Danessa Rivera (The Philippine Star)
- March 21, 2018 - 12:00am
MANILA, Philippines — Redondo
Peninsula Energy Inc. (RP Energy) is renegotiating its engineering, procurement
and construction (EPC) contract with its South Korean contractor to build the
first phase of its 2x300-megawatt (MW) coal-fired power plant in Subic,
Zambales.
RP Energy is a consortium composed
of Meralco PowerGen Corp. (MGen), Aboitiz Power Corp. and Taiwan Cogeneration
International Corp.
In a statement, RP Energy said it
sent a letter of contract termination to its EPC contractors, Korean firm
Doosan Heavy Industries & Construction Co. Ltd. and local company Azul
Torre Construction Inc.
Under the terminated contract, the
validity of the price expired at end-December 2016 “because RP Energy was not
able to issue a Notice-To-Proceed to Doosan without the PSA (power supply
agreement) approval from the ERC (Energy Regulatory Commission).”
RP Energy signed a construction
contract with Azul Torre and a supply contract with Doosan on Oct. 13, 2016.
Azul Torre is a local construction company based in Subic, Zambales , in which
Doosan has a stake in.
To move the power plant forward, RP
Energy said it is in discussions with Doosan on a new EPC arrangement.
“We are waiting for a revised EPC
from Doosan which they said they would submit end of April,” MGen president and
CEO Rogelio Singson said.
Last week, Doosan’s parent firm,
Doosan Co. Ltd. last week disclosed to the Korea Exchange that it received the
cancellation letter from RP Energy.
“Notwithstanding the contractor’s
cancellation notice of the contractor’s project, the contractor and the contractor
are in negotiations for the resumption of the project,” Doosan said.

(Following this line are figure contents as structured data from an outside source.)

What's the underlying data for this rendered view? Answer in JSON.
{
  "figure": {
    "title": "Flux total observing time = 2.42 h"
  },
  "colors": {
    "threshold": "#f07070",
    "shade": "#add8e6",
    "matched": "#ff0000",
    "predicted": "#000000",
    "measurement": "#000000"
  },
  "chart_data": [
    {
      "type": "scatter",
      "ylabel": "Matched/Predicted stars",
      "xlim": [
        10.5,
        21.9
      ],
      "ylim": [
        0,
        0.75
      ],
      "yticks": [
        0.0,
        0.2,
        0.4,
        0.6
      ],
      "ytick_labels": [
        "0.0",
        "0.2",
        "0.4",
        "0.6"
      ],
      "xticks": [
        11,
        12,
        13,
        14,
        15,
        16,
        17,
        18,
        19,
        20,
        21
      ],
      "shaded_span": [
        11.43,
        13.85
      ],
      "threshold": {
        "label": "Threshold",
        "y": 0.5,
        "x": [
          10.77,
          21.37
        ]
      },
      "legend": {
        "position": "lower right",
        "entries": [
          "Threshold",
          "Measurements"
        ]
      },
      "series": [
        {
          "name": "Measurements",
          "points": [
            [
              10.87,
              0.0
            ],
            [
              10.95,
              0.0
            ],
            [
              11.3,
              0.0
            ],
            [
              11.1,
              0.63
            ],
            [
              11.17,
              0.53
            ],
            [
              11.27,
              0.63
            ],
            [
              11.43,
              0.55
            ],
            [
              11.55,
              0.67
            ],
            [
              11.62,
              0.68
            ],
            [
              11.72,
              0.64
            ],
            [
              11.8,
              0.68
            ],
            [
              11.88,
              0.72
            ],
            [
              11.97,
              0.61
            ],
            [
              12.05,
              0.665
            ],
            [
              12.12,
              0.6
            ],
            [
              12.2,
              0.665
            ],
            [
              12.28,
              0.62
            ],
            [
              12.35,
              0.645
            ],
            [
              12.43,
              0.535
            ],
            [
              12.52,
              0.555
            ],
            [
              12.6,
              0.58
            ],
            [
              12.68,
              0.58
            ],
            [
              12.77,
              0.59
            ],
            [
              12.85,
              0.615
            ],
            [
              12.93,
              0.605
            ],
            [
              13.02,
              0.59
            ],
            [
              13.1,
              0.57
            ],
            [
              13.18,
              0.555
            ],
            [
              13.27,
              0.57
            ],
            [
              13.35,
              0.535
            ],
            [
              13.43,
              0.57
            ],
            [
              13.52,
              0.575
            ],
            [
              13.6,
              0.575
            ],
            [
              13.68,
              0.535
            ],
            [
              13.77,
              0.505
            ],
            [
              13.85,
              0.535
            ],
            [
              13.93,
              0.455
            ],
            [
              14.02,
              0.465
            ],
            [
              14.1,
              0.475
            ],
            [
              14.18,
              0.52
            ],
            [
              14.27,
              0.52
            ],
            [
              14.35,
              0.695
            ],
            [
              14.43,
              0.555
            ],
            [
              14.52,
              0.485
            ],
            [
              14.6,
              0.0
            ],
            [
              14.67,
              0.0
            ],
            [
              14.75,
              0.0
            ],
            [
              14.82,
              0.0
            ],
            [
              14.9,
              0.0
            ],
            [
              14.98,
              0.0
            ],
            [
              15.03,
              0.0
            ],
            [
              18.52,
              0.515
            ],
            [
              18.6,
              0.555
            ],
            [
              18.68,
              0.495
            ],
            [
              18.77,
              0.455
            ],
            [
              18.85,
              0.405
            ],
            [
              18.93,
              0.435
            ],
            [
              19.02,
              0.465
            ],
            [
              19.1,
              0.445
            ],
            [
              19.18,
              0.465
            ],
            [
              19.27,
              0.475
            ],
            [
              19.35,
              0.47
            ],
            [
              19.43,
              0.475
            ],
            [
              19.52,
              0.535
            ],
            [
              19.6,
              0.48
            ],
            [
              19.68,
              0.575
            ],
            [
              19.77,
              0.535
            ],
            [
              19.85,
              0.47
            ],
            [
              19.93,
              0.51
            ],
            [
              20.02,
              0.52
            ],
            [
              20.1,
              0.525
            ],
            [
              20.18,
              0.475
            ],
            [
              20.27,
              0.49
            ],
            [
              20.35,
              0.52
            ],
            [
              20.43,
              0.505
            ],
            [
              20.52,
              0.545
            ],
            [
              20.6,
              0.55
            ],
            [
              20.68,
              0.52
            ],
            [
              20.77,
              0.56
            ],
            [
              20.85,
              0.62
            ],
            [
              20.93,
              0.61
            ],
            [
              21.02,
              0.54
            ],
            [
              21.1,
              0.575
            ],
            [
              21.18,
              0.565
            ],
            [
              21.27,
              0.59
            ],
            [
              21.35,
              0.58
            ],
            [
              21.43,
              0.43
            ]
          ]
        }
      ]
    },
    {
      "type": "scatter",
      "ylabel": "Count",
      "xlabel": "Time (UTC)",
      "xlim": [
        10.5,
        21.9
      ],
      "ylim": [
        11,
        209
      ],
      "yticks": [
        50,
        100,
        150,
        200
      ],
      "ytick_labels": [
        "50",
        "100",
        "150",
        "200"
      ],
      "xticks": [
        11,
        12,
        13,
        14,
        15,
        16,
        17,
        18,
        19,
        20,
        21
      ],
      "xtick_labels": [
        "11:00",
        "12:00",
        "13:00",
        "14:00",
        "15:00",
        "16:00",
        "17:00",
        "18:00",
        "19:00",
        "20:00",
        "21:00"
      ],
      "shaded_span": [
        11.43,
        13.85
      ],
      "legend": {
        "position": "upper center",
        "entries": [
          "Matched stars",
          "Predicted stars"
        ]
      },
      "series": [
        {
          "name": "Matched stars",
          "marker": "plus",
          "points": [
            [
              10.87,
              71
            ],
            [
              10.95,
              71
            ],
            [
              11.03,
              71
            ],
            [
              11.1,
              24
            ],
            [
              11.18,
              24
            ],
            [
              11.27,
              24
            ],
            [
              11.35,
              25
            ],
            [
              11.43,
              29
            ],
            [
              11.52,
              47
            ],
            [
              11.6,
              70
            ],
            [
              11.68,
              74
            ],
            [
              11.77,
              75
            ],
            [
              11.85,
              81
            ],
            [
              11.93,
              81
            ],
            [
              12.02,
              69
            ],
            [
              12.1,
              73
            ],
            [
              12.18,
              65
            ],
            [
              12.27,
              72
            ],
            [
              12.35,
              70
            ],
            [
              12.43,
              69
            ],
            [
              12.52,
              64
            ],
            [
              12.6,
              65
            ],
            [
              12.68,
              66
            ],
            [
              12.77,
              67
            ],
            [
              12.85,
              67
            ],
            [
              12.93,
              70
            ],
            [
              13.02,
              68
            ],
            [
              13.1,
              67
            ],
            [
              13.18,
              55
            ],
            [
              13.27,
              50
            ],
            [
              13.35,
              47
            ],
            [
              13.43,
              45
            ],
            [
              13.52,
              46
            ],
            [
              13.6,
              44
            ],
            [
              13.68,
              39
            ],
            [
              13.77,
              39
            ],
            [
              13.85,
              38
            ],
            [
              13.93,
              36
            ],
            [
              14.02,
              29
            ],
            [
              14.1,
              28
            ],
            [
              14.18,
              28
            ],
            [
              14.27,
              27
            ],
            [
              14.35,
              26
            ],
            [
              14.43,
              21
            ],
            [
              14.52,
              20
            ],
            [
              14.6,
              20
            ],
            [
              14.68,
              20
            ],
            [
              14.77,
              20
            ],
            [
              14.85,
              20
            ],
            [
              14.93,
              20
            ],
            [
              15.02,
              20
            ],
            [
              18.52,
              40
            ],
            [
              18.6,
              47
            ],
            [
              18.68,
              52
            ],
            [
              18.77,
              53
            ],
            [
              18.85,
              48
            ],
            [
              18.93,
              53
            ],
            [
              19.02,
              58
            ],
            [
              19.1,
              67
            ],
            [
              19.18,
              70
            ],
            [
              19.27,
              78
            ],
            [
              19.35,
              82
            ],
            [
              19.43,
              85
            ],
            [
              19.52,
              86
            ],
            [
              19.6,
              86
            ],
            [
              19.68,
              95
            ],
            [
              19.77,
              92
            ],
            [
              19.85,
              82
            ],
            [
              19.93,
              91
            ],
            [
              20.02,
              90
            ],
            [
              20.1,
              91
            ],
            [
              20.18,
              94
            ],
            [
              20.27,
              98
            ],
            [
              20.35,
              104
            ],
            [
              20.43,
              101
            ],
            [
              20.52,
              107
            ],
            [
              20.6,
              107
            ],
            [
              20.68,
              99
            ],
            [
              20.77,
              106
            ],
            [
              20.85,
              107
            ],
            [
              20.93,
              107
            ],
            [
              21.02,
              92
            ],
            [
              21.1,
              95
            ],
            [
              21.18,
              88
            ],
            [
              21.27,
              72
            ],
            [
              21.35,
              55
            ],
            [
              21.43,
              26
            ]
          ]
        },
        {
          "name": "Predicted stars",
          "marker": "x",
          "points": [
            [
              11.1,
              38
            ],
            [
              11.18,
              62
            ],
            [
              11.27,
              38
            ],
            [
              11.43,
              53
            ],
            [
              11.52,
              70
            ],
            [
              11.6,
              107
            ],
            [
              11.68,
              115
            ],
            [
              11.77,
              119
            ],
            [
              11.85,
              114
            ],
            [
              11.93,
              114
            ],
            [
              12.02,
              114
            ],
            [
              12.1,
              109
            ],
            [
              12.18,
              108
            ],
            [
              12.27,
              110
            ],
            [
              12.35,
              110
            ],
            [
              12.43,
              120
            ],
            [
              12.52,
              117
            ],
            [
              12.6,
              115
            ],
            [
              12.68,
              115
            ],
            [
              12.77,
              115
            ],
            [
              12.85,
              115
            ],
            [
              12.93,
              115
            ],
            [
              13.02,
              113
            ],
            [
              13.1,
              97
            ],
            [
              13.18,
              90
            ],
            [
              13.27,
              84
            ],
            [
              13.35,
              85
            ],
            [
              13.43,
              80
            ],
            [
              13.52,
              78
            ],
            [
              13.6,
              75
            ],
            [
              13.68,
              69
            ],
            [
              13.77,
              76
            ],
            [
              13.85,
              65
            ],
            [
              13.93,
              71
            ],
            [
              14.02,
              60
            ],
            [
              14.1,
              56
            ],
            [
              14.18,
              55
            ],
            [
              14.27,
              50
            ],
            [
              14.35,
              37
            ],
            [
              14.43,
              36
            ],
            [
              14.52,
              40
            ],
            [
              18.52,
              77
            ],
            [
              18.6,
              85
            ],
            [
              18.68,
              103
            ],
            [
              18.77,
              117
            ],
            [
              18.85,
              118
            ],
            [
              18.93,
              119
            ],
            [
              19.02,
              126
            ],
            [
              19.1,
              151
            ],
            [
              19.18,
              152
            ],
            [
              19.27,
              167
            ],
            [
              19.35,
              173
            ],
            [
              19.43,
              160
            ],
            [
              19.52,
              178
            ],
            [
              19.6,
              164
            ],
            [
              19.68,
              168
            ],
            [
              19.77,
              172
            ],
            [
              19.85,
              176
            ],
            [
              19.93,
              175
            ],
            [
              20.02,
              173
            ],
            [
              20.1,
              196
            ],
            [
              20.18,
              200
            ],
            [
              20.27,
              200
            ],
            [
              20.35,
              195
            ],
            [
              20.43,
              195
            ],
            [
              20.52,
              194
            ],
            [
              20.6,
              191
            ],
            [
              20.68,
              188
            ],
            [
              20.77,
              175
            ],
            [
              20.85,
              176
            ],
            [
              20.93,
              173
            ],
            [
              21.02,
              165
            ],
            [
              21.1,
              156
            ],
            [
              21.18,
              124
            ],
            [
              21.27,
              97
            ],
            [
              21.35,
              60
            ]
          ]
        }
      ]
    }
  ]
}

RP Energy said it remains committed
to building a new power plant that would boost the baseload power supply in the
Luzon grid and support the government’s Build Build Build program.
“The project is classified as a
committed project by the Department of Energy (DOE) and is approved and
registered with the Board of Investments,” it said.
However, pushing for the development
of coal-fired power plants would only result in consumers paying higher
electricity rates, according to energy research institution Center for Energy,
Ecology, and Development (CEED).
CEED executive director Gerry
Arances said coal spells out higher electricity prices since coal is already
more expensive than wind and solar energy.
Under the seven coal PSAs, the
average rate of coal electricity is P3.65 per kilowatt-hour (kwh), while wind
and solar are at a lower rate of P3.50 per kwh and P2.99 per kwh, respectively.
Arances said what is usually left
out in Meralco and other coal giants’ pressure for more coal is the global
transition away from coal, which puts facilities like coal-fired power plants
at risk of becoming stranded assets.
He cited a study conducted by the
Institute for Energy Economics and Financial Analysis (IEEFA) and the Institute
for Climate and Sustainable Cities (ICSC) which showed that stranded coal
assets are a growing material risk that is inevitable in the Philippines.
According to the IEEFA and ICSC
study, Arances said trends in the coal-fired electricity generation sector,
such as the overbuild of coal-fired power plants, “may leave rate payers at
risk of having to pay above-market prices.”
“If Meralco and its coal affiliates
have their way in the approval and operation of their coal plants, Philippine
electricity consumers are to be locked into not only 20 more years of dirty and
steadily increasing electricity prices, but also into paying for stranded asset
costs of obsolete coal plants,” Arances said.